The Tether taught me the color of evil. It’s black as the grief coating my skin. White as Sabine’s smug face. And red. Red as the blood on my hands. I’m no longer blind to the fact that evil is a monster that lives in all of us. It usually shrinks behind the good we hold inside… unless we feed it.
But me?
I let it free.
My shame is on display in this arena for all the world to see.
To judge.
Like I judged my family. But I’m no better than them.
Betrayal chokes me. I killed my first and only love. Malcolm’s body is lying motionless in a growing pool of red. Sabine’s laughter jingles like chains.
I kneel beside Malcolm, my hands on his body, feeling the warmth of his skin already fading into cool memory. And I realize that Demetri was right, love and heartbreak are the same in this family. Sobbing, shoulders shaking, I cradle Malcolm’s corpse. Almost welcoming Jayla’s attack. I deserve her rage.
The Davenport family is broken. Malcolm’s grandfather and brother are crying, and tears that I caused wet the face of his Big-Mama as his mother weeps, “Noooo. My son-shine! My baby boy! Not my sweet baby boy!”
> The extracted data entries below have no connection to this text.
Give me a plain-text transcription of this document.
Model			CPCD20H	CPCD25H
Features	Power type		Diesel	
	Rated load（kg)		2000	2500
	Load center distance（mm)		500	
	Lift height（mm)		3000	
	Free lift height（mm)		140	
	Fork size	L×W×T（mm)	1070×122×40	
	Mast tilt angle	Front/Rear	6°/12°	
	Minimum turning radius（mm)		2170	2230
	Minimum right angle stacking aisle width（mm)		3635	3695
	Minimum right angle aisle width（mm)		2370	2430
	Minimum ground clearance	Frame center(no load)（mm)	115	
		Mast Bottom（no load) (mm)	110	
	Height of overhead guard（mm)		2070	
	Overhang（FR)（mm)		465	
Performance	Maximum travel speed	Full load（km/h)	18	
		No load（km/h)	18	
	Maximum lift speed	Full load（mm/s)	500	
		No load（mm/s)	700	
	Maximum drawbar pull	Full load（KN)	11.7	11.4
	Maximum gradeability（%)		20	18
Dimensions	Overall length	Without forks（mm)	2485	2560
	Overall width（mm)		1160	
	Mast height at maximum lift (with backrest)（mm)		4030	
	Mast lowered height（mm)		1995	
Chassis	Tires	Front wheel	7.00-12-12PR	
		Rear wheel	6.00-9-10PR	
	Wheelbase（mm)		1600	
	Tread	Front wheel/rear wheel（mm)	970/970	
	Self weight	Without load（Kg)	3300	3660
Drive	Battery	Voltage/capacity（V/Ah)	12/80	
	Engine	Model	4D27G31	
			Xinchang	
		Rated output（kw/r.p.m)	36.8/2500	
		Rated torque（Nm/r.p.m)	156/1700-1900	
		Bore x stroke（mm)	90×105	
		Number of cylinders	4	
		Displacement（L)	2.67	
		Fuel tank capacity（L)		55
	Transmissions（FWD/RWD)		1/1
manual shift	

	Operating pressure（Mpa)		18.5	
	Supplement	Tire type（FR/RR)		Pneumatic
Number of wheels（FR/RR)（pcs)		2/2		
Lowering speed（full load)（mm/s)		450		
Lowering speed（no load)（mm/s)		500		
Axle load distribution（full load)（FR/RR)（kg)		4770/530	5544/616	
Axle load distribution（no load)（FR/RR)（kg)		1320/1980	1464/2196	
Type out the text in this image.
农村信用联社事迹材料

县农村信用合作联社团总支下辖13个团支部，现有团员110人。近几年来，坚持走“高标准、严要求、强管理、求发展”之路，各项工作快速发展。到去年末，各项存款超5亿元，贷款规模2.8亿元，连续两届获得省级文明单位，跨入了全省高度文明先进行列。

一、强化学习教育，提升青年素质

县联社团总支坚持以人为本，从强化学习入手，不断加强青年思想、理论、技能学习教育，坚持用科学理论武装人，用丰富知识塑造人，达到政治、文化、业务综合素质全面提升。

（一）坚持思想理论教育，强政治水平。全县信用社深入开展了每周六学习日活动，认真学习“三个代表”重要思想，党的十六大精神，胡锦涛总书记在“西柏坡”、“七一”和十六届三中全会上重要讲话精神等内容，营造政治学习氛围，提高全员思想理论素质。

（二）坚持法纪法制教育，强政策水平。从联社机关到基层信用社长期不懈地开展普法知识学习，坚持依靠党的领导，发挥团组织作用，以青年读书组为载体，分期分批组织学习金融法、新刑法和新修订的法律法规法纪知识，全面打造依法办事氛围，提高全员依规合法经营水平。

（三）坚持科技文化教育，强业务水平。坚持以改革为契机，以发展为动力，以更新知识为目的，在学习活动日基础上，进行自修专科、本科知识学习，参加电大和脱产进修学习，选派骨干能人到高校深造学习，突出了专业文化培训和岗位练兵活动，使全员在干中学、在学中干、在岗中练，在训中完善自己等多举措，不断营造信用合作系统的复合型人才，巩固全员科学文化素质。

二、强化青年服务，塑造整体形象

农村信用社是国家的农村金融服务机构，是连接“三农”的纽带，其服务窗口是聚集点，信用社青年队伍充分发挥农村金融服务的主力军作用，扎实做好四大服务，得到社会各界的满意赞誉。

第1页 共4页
I look at the slave statues frozen in the audience around us, their stony faces reflecting the horror and heartbreak in the arena.
Malcolm’s mother shouts, “Nooo! No more dolls!”
I don’t look at my own family, because shame will make me crumble into dust. I don’t want them to look at me and see a murderer. I cradle Malcolm’s corpse, my bloody, trembling hands stroking his cool brown cheeks. Tears blur my vision. I remember his crooked smile, his corny jokes, his steamy kisses, the way my body lit up like the stars when he touched me. Why can’t I be dead too? Each teardrop that falls on his perfect face reflects a love that refuses to fade with death.
“Please,” I beg the ancestors, the heavens, anyone listening, “bring him back to me!”